The Breakfast Table

Supreme Court 2014: Is Justice Scalia too dismissive of “specious unanimity”?

Is “specious unanimity” as awful as it sounds?

Supreme Court Justice Antonin Scalia at the American Enterprise Institute in 2012 in Washington.

Photo by Alex Wong/Getty Images

“I prefer not to take part in the assembling of an apparent but specious unanimity.” This statement, by Justice Antonin Scalia in his concurring opinion in the abortion clinic buffer zone case, McCullen v. Coakley, is perhaps the most intriguing sentence to emerge from the Supreme Court this term. The cryptic utterance is capable of several meanings. Perhaps it merely refers to his own decision not to join a part of the opinion he thought the court need not have reached. But in context it seems to be saying something far more significant about the court’s (usually confidential) internal process of deciding a case. 

His statement suggests that the “specious unanimity” in the case was “assembled” by virtue of a compromise among Chief Justice John Roberts and the four more liberal justices, in which all five sign on to an opinion with which most or all of them in some measure disagreed. 

The compromise would presumably have been this: One or two or all of the more liberal justices would have agreed to join the chief justice’s conclusion that the Massachusetts buffer zone around clinics was not sufficiently narrowly tailored. In response, the chief’s opinion would address and decide that other measures to facilitate entering abortion clinics could be permissible, even though they singled out clinics for protection not offered to other premises.

Was there such a compromise? I have no idea. In fact, Justice Elena Kagan and others indicated at oral argument that they considered the buffer zone literally and figuratively to be too broad, so it’s not by any means hard to believe they personally agreed with all of the chief’s opinion. It would not even have occurred to me that there was a compromise were it not for Scalia’s biting reference to the process of “assembling of an apparent but specious unanimity,” of which he wanted no part.

I’m less interested in the unknowable question of whether Scalia is right in suggesting the existence of such an agreement than I am in thinking about whether such a compromise result would be wrong. Scalia’s rhetoric seems to suggest disapproval. I’m not so sure.

Here is the issue. Is it the proper role of a justice (or, for that matter, any judge on an appellate court) to vote on every issue in a case in accord with his or her best reading of the relevant sources? Does the judge’s oath require that? Or is it instead a judge’s obligation to act as a cooperative member of a multimember collective of judges who are jointly responsible for coming up with a sound resolution of a problem? Or should they be shooting for something in between?

It seems to be the unspoken assumption of our current legal culture that the individualistic view of judging should prevail. It was not always so. On the court of John Marshall, almost all cases were decided unanimously, although it is certain that many of those justices would have disagreed with many results reached by their colleagues. Scalia, on the other hand, believes in a particularly strong version of the individualistic model. That seems to flow from the certainty he brings to the task of judging. Every answer seems so clear to him that it would be grounds for serving time in purgatory if he ever put his name on an opinion with which he had a significant disagreement. 

There is much to be said for the individual model of judging, but it strikes me as tending to be both arrogant and selfish. It conflates one’s own view of what is the best answer to a legal question with “the Truth.” And once you make that move, it does seem wrong not to be true to thine own self.
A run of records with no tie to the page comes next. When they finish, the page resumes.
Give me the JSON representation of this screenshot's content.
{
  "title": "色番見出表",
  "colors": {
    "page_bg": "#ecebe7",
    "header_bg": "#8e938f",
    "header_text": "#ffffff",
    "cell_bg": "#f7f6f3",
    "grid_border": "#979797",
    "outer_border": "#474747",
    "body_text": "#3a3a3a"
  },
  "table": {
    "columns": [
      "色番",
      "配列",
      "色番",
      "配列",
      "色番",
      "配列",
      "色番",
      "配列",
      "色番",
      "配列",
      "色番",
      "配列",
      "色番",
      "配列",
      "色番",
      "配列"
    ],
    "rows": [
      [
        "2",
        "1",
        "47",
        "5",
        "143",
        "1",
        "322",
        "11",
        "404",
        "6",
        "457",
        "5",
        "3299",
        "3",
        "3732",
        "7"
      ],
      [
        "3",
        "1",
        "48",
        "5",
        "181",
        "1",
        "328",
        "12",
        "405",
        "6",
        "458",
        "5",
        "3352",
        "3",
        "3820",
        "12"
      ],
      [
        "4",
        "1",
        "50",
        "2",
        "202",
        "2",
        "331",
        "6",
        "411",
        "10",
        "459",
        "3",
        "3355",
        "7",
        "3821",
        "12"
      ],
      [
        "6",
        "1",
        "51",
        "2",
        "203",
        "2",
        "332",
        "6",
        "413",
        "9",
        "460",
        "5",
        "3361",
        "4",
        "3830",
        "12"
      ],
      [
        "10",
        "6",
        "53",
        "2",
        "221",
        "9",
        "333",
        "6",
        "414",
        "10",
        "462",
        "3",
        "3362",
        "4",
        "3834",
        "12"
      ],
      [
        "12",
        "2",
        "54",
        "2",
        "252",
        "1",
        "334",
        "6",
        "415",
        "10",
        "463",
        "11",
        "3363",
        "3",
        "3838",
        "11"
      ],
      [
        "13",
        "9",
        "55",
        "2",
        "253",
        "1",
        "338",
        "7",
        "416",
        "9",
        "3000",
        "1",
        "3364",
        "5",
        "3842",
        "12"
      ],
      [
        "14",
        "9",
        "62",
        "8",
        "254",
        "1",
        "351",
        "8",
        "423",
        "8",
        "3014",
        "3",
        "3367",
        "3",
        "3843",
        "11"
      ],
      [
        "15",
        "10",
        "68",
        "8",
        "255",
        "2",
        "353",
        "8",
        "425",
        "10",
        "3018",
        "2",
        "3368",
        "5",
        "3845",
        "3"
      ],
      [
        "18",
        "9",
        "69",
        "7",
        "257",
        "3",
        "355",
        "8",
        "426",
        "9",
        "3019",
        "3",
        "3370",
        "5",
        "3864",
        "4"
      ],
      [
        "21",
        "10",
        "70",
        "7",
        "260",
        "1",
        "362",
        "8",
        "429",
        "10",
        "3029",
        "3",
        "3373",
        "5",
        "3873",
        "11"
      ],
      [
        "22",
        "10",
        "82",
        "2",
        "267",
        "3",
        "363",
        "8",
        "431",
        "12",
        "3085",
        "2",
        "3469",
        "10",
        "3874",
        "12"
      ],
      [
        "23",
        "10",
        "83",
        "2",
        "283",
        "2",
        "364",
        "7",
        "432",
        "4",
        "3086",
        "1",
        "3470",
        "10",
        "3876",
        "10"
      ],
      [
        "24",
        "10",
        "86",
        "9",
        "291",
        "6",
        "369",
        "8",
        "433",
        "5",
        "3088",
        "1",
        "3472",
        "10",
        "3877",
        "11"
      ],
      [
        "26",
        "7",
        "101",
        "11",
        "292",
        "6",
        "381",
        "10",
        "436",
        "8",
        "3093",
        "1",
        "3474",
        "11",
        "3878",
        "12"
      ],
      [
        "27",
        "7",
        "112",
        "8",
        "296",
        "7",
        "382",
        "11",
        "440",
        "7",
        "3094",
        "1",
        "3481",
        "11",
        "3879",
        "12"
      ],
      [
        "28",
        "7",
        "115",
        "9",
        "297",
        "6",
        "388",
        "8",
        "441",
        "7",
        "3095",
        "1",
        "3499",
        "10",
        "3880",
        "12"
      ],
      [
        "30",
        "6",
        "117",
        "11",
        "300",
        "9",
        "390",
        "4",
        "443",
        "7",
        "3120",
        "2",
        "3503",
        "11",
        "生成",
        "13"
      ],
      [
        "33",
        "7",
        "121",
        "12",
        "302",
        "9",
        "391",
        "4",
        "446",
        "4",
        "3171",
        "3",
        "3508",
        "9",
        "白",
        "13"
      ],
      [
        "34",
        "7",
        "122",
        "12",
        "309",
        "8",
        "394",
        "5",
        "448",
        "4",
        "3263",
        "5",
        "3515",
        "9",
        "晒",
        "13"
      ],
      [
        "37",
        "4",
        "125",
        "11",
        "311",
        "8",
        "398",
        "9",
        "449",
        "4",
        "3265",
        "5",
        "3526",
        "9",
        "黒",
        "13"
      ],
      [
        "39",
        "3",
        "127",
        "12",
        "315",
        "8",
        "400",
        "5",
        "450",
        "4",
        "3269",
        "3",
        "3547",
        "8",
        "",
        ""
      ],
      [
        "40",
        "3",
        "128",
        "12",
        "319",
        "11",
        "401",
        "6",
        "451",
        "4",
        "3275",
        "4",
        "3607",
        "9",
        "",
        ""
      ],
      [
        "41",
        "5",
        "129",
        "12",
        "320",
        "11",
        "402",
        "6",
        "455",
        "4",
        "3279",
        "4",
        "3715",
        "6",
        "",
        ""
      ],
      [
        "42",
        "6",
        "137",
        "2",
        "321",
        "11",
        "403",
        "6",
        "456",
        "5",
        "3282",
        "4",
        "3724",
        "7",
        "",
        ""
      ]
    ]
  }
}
The individualistic model may also reflect an unduly exalted view of judging. A more modest view of the role would be that the job is simply to assist in resolving disputes among litigants and to give guidance to those who must rely on judicial decisions. Under that view, working together with one’s colleagues to produce a coherent whole would seem the better way to proceed.

To give a concrete example: For several decades, about half the court thought in their heart of hearts that there should be no meaningful constitutional limits on the use of race for affirmative action, and about half thought that such uses of race were always prohibited. Justices Lewis Powell and Sandra Day O’Connor believed the answer should lie somewhere in between. Their view was clearly the center of gravity of the court. If the other justices had put their “individualistic” views aside and joined in a unanimous opinion to that effect, we would perhaps have had a lasting solution. If this were simply “lawless,” I can see ruling it out as a solution. But I don’t think the answer to a question like this is so clearly imbedded inside the word equal that there is a clear right or wrong answer. These are hard questions about judicial role, however, and I am by no means sure of the right answers.
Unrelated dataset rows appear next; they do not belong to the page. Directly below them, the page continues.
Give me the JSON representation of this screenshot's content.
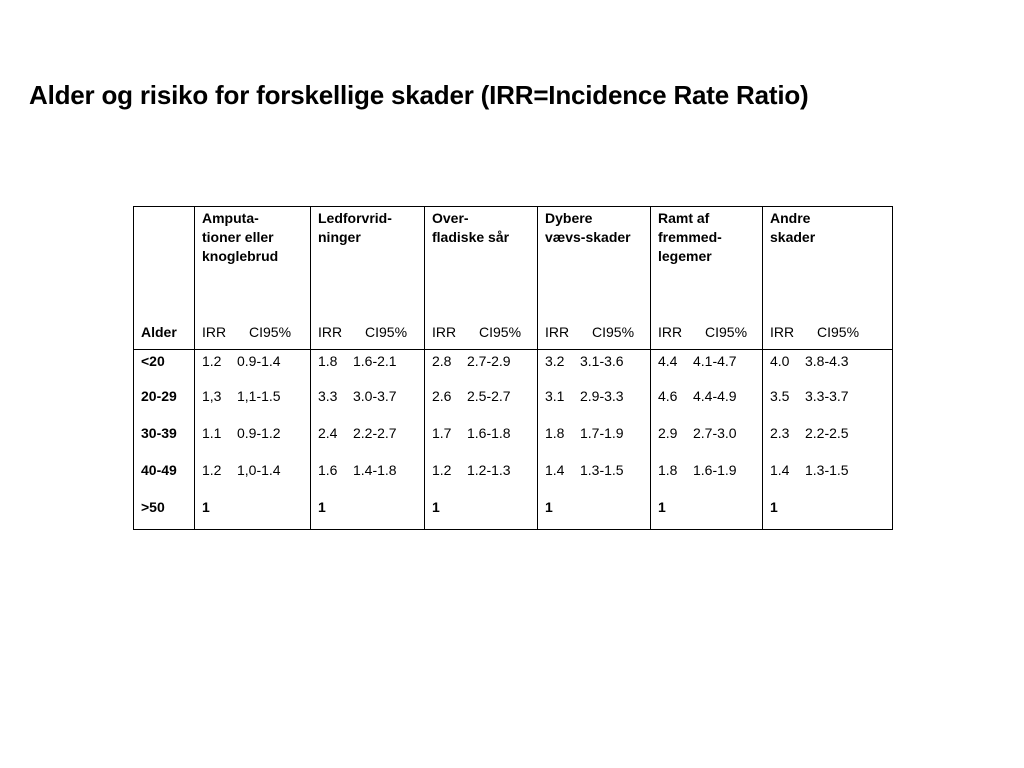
{
  "title": "Alder og risiko for forskellige skader (IRR=Incidence Rate Ratio)",
  "table": {
    "age_header": "Alder",
    "sub_irr": "IRR",
    "sub_ci": "CI95%",
    "categories": [
      "Amputa-\ntioner eller\nknoglebrud",
      "Ledforvrid-\nninger",
      "Over-\nfladiske sår",
      "Dybere\nvævs-skader",
      "Ramt af\nfremmed-\nlegemer",
      "Andre\nskader"
    ],
    "rows": [
      {
        "age": "<20",
        "cells": [
          {
            "irr": "1.2",
            "ci": "0.9-1.4"
          },
          {
            "irr": "1.8",
            "ci": "1.6-2.1"
          },
          {
            "irr": "2.8",
            "ci": "2.7-2.9"
          },
          {
            "irr": "3.2",
            "ci": "3.1-3.6"
          },
          {
            "irr": "4.4",
            "ci": "4.1-4.7"
          },
          {
            "irr": "4.0",
            "ci": "3.8-4.3"
          }
        ]
      },
      {
        "age": "20-29",
        "cells": [
          {
            "irr": "1,3",
            "ci": "1,1-1.5"
          },
          {
            "irr": "3.3",
            "ci": "3.0-3.7"
          },
          {
            "irr": "2.6",
            "ci": "2.5-2.7"
          },
          {
            "irr": "3.1",
            "ci": "2.9-3.3"
          },
          {
            "irr": "4.6",
            "ci": "4.4-4.9"
          },
          {
            "irr": "3.5",
            "ci": "3.3-3.7"
          }
        ]
      },
      {
        "age": "30-39",
        "cells": [
          {
            "irr": "1.1",
            "ci": "0.9-1.2"
          },
          {
            "irr": "2.4",
            "ci": "2.2-2.7"
          },
          {
            "irr": "1.7",
            "ci": "1.6-1.8"
          },
          {
            "irr": "1.8",
            "ci": "1.7-1.9"
          },
          {
            "irr": "2.9",
            "ci": "2.7-3.0"
          },
          {
            "irr": "2.3",
            "ci": "2.2-2.5"
          }
        ]
      },
      {
        "age": "40-49",
        "cells": [
          {
            "irr": "1.2",
            "ci": "1,0-1.4"
          },
          {
            "irr": "1.6",
            "ci": "1.4-1.8"
          },
          {
            "irr": "1.2",
            "ci": "1.2-1.3"
          },
          {
            "irr": "1.4",
            "ci": "1.3-1.5"
          },
          {
            "irr": "1.8",
            "ci": "1.6-1.9"
          },
          {
            "irr": "1.4",
            "ci": "1.3-1.5"
          }
        ]
      },
      {
        "age": ">50",
        "reference": "1"
      }
    ]
  }
}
Maybe the Supreme Court building is part of the problem. For almost all of American history, before that magnificent structure was completed in 1935, the Supreme Court met in the Capitol building, one floor below the House and Senate chambers. Maybe that was a better place. Because if nine people go to work every day in a temple, they understandably begin to think of themselves as gods.

Update: After writing this, I had the chance to see Judge Richard Posner’s draft of his response, posted shortly before this. I am completely persuaded by his useful distinction between judicial “vote trading,” which he says he has never seen done, and which he believes would be impermissible, and “compromise,” which he argues is a part of good judging. I would assume that Scalia was suggesting only “compromise” and not anything resembling “vote trading.”